Optimizers — Momentum, RMSprop, Adam

Why plain gradient descent isn't enough

Loss surfaces are full of long, narrow valleys. Plain gradient descent zig-zags across such a ravine — the gradient points mostly across the valley, not along it — so progress crawls.

Optimizers are smarter update rules that fix this.
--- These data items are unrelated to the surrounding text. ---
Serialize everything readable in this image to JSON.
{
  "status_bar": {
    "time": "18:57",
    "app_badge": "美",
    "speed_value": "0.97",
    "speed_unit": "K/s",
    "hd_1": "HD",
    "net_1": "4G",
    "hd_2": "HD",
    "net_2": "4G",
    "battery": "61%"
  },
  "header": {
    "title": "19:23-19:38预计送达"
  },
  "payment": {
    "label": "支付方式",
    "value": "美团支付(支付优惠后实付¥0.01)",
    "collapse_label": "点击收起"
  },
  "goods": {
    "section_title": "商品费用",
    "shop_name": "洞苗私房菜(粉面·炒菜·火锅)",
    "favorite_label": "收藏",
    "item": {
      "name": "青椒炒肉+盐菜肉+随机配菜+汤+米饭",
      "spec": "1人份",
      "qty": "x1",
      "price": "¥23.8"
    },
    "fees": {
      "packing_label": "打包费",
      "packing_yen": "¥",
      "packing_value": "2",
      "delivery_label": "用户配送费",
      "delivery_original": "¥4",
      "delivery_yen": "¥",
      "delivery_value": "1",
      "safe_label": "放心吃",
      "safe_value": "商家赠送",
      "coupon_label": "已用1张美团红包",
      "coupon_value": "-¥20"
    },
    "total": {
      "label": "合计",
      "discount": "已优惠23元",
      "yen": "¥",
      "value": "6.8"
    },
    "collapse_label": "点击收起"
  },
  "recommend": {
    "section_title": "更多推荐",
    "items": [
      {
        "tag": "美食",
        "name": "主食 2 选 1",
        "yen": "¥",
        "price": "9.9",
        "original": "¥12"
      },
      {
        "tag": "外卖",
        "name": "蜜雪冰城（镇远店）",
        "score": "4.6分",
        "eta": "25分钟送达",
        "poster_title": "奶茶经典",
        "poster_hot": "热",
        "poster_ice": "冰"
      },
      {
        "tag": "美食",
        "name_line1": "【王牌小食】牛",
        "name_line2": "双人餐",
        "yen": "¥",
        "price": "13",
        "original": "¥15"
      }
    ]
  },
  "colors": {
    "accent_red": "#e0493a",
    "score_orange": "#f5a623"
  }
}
They remember past gradients and adapt the step, getting to the minimum far faster and more reliably.

Race them down a ravine

On an elongated valley, watch plain SGD bounce side to side while Momentum and Adam cut straight down the middle.

The big three

Momentum velocity

Accumulate a running average of gradients — like a heavy ball that builds speed downhill and damps the side-to-side wobble.

RMSprop adaptive step

Divide each parameter's step by a running average of its recent gradient size — big-gradient directions get smaller steps, and vice-versa.

Adam momentum + RMSprop

Combines both: a velocity term and per-parameter scaling. Robust and fast — the default for most deep learning.

Which to pick

Use Adam when

You want a strong default that "just works"
Transformers, most modern nets
You don't want to hand-tune schedules

Use SGD + Momentum when

Training CNNs for best final accuracy
You can afford to tune the schedule
You want better generalization in some vision tasks

Defaults

Adam with learning rate 0.001 and β₁=0.9, β₂=0.999 is the canonical starting point. AdamW (Adam + proper weight decay) is now standard for transformers.